El poeta Félix Francisco Casanova



Entre las escasas dotes literarias que la diosa Fortuna y la genética me han otorgado no están la composición y la comprensión poética. Quizá por eso me atrae, aunque me estrelle contra ella cual luciérnaga deslumbrada por el fulgor de una luz. Sólo soy capaz de recordar de memoria una decena de textos poéticos, todos de pequeñísima extensión, la mayoría en francés, gracias a las buenas artes de un profesor del colegio Infanta Maria Teresa, en Madrid. En cuanto a su composición, hice mis pinitos en épocas pretéritas, con rima asonante, eso sí, que no sonaban mal a juicio de las destinatarias; supongo que más por cariño que por mérito de los versos: "blé en herbe"...

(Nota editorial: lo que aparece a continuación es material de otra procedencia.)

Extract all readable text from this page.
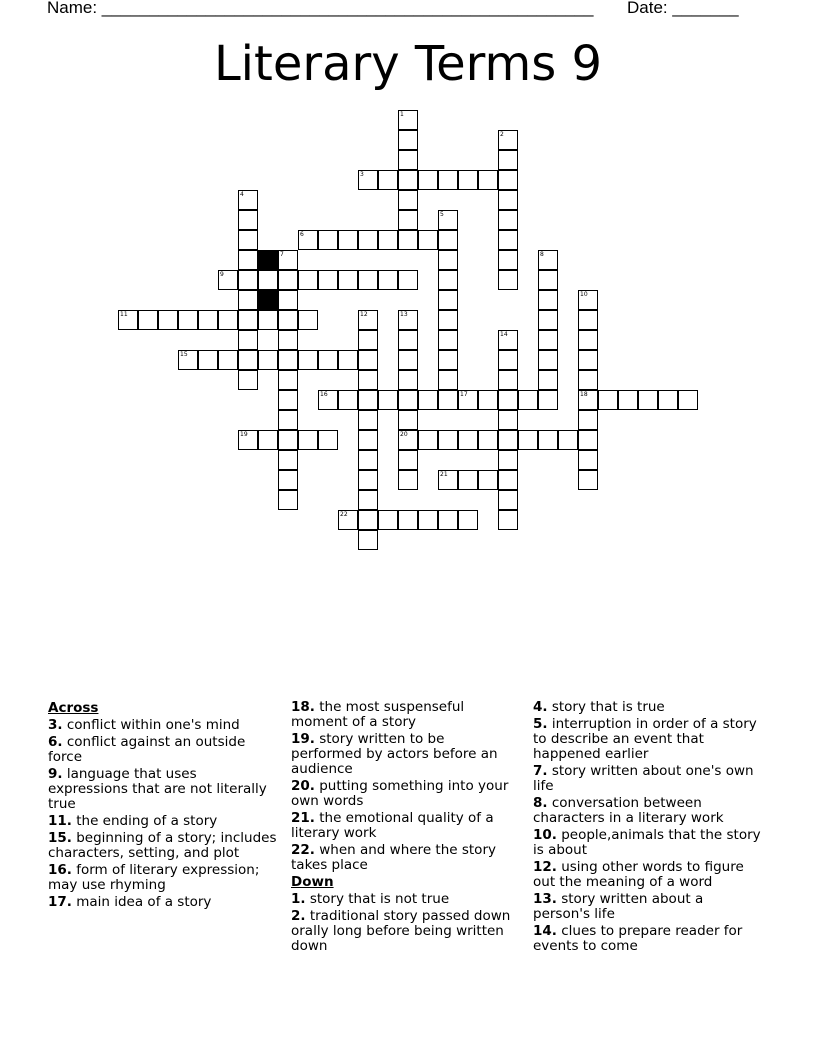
Name: ____________________________________________________ Date: _______
Literary Terms 9
1
2
3
4
5
6
7	8
9
10
18
11	12	13
20
14
15
16	17
19
21
22
Across
3. conflict within one's mind
6. conflict against an outside force
9. language that uses expressions that are not literally true
11. the ending of a story
15. beginning of a story; includes characters, setting, and plot
16. form of literary expression; may use rhyming
17. main idea of a story
18. the most suspenseful moment of a story
19. story written to be performed by actors before an audience
20. putting something into your own words
21. the emotional quality of a literary work
22. when and where the story takes place
Down
1. story that is not true
2. traditional story passed down orally long before being written down
4. story that is true
5. interruption in order of a story to describe an event that happened earlier
7. story written about one's own life
8. conversation between characters in a literary work
10. people,animals that the story is about
12. using other words to figure out the meaning of a word
13. story written about a person's life
14. clues to prepare reader for events to come
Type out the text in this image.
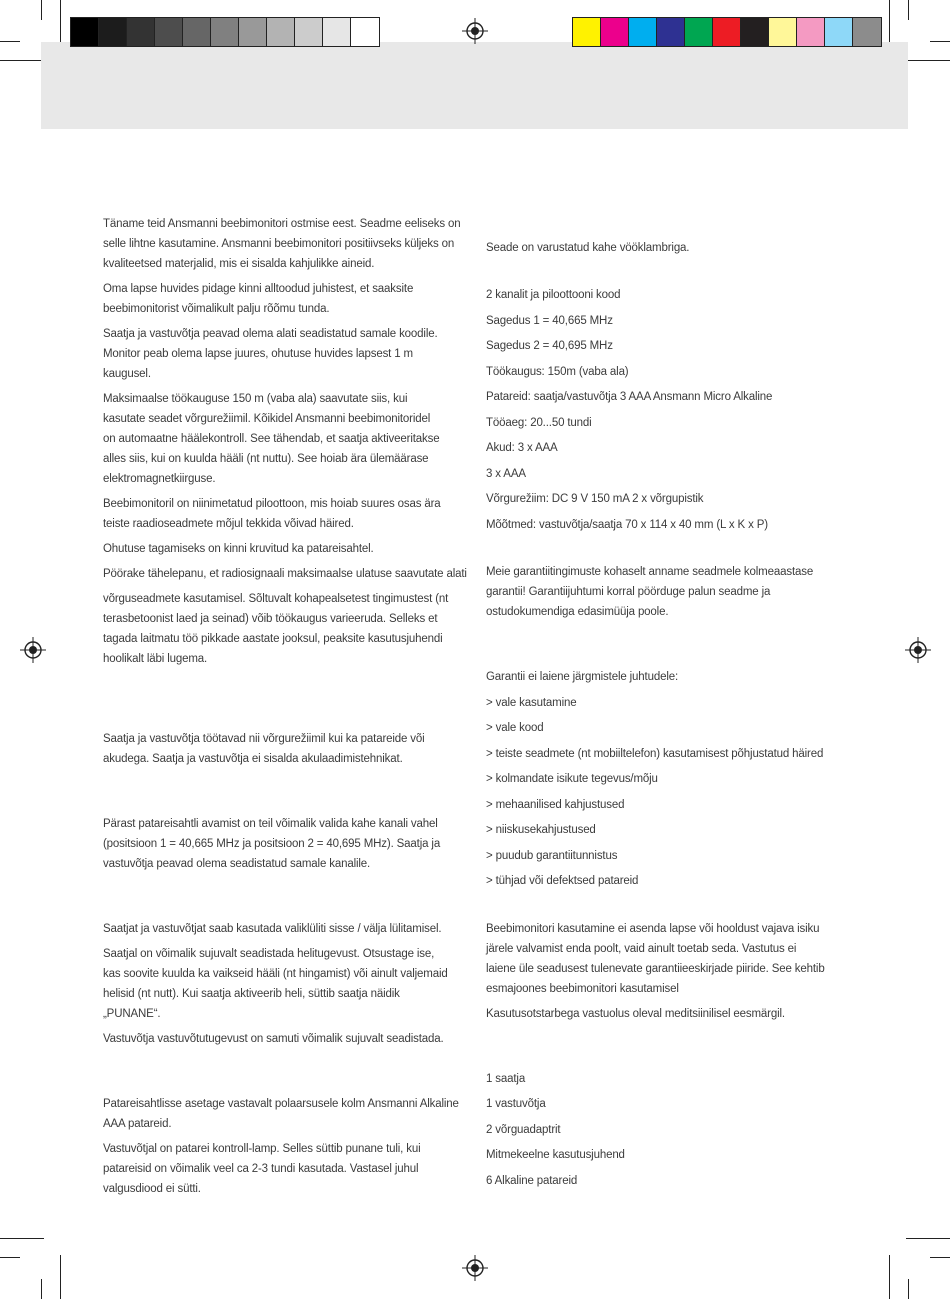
Täname teid Ansmanni beebimonitori ostmise eest. Seadme eeliseks on
selle lihtne kasutamine. Ansmanni beebimonitori positiivseks küljeks on
kvaliteetsed materjalid, mis ei sisalda kahjulikke aineid.
Oma lapse huvides pidage kinni alltoodud juhistest, et saaksite
beebimonitorist võimalikult palju rõõmu tunda.
Saatja ja vastuvõtja peavad olema alati seadistatud samale koodile.
Monitor peab olema lapse juures, ohutuse huvides lapsest 1 m
kaugusel.
Maksimaalse töökauguse 150 m (vaba ala) saavutate siis, kui
kasutate seadet võrgurežiimil. Kõikidel Ansmanni beebimonitoridel
on automaatne häälekontroll. See tähendab, et saatja aktiveeritakse
alles siis, kui on kuulda hääli (nt nuttu). See hoiab ära ülemäärase
elektromagnetkiirguse.
Beebimonitoril on niinimetatud piloottoon, mis hoiab suures osas ära
teiste raadioseadmete mõjul tekkida võivad häired.
Ohutuse tagamiseks on kinni kruvitud ka patareisahtel.
Pöörake tähelepanu, et radiosignaali maksimaalse ulatuse saavutate alati
võrguseadmete kasutamisel. Sõltuvalt kohapealsetest tingimustest (nt
terasbetoonist laed ja seinad) võib töökaugus varieeruda. Selleks et
tagada laitmatu töö pikkade aastate jooksul, peaksite kasutusjuhendi
hoolikalt läbi lugema.
Saatja ja vastuvõtja töötavad nii võrgurežiimil kui ka patareide või
akudega. Saatja ja vastuvõtja ei sisalda akulaadimistehnikat.
Pärast patareisahtli avamist on teil võimalik valida kahe kanali vahel
(positsioon 1 = 40,665 MHz ja positsioon 2 = 40,695 MHz). Saatja ja
vastuvõtja peavad olema seadistatud samale kanalile.
Saatjat ja vastuvõtjat saab kasutada valiklüliti sisse / välja lülitamisel.
Saatjal on võimalik sujuvalt seadistada helitugevust. Otsustage ise,
kas soovite kuulda ka vaikseid hääli (nt hingamist) või ainult valjemaid
helisid (nt nutt). Kui saatja aktiveerib heli, süttib saatja näidik
„PUNANE“.
Vastuvõtja vastuvõtutugevust on samuti võimalik sujuvalt seadistada.
Patareisahtlisse asetage vastavalt polaarsusele kolm Ansmanni Alkaline
AAA patareid.
Vastuvõtjal on patarei kontroll-lamp. Selles süttib punane tuli, kui
patareisid on võimalik veel ca 2-3 tundi kasutada. Vastasel juhul
valgusdiood ei sütti.
Seade on varustatud kahe vööklambriga.
2 kanalit ja piloottooni kood
Sagedus 1 = 40,665 MHz
Sagedus 2 = 40,695 MHz
Töökaugus: 150m (vaba ala)
Patareid: saatja/vastuvõtja 3 AAA Ansmann Micro Alkaline
Tööaeg: 20...50 tundi
Akud: 3 x AAA
3 x AAA
Võrgurežiim: DC 9 V 150 mA 2 x võrgupistik
Mõõtmed: vastuvõtja/saatja 70 x 114 x 40 mm (L x K x P)
Meie garantiitingimuste kohaselt anname seadmele kolmeaastase
garantii! Garantiijuhtumi korral pöörduge palun seadme ja
ostudokumendiga edasimüüja poole.
Garantii ei laiene järgmistele juhtudele:
> vale kasutamine
> vale kood
> teiste seadmete (nt mobiiltelefon) kasutamisest põhjustatud häired
> kolmandate isikute tegevus/mõju
> mehaanilised kahjustused
> niiskusekahjustused
> puudub garantiitunnistus
> tühjad või defektsed patareid
Beebimonitori kasutamine ei asenda lapse või hooldust vajava isiku
järele valvamist enda poolt, vaid ainult toetab seda. Vastutus ei
laiene üle seadusest tulenevate garantiieeskirjade piiride. See kehtib
esmajoones beebimonitori kasutamisel
Kasutusotstarbega vastuolus oleval meditsiinilisel eesmärgil.
1 saatja
1 vastuvõtja
2 võrguadaptrit
Mitmekeelne kasutusjuhend
6 Alkaline patareid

"Le blé en herbe" (El trigo en ciernes) es una novela de la escritora francesa Sidonie Gabrielle Colette (1873-1954) que leí en francés en el verano de 1964. Fue el regalo de una amiga y estudiante francesa, Marie-Claude B., de Mouvaux (Nord-Pas-de-Calais), a la que conocí en esa época en Madrid y con cuya amistad me honré durante muchos años. La novela, publicada por vez primera en 1923, relata la historia de iniciación sentimental y sexual de dos adolescentes parisinos, Philippe y Vinca, de 16 y 15 años respectivamente, durante unas vacaciones familiares en la Bretaña. ¿A cuento de qué viene esta historia?... Se lo aclaro en un momento.

Las asociaciones de ideas, de las que ya he escrito en este blog en ocasiones anteriores, suelen escapar a nuestra comprensión. Se producen por extraños mecanismos que uno no domina. Es lo que me ha ocurrido con la lectura del reportaje que en El País de ayer publicaba Elsa Fernández-Santos ("Revive el Rimbaud canario"), junto con una breve reseña del escritor tinerfeño Juan Cruz ("Un viento helado"), sobre la conmemoración del 34 aniversario de la muerte del joven poeta palmero Félix Francisco Casanova, fallecido en un accidente casero no del todo aclarado, a los 19 años de edad, y ya consagrado en el Parnaso literario de la época. Los pueden leer en los enlaces de más arriba.

Ignoro porqué su lectura me ha llevado a recordar aquella otra tan lejana en el tiempo de una novela que recibí como regalo en el verano de 1964, pero eso es lo que me ha ocurrido, y tampoco es cuestión de psicoanalizar todos los extraños mecanismos de la mente, y menos aún cuando son tan inofensivos y agradables como éste.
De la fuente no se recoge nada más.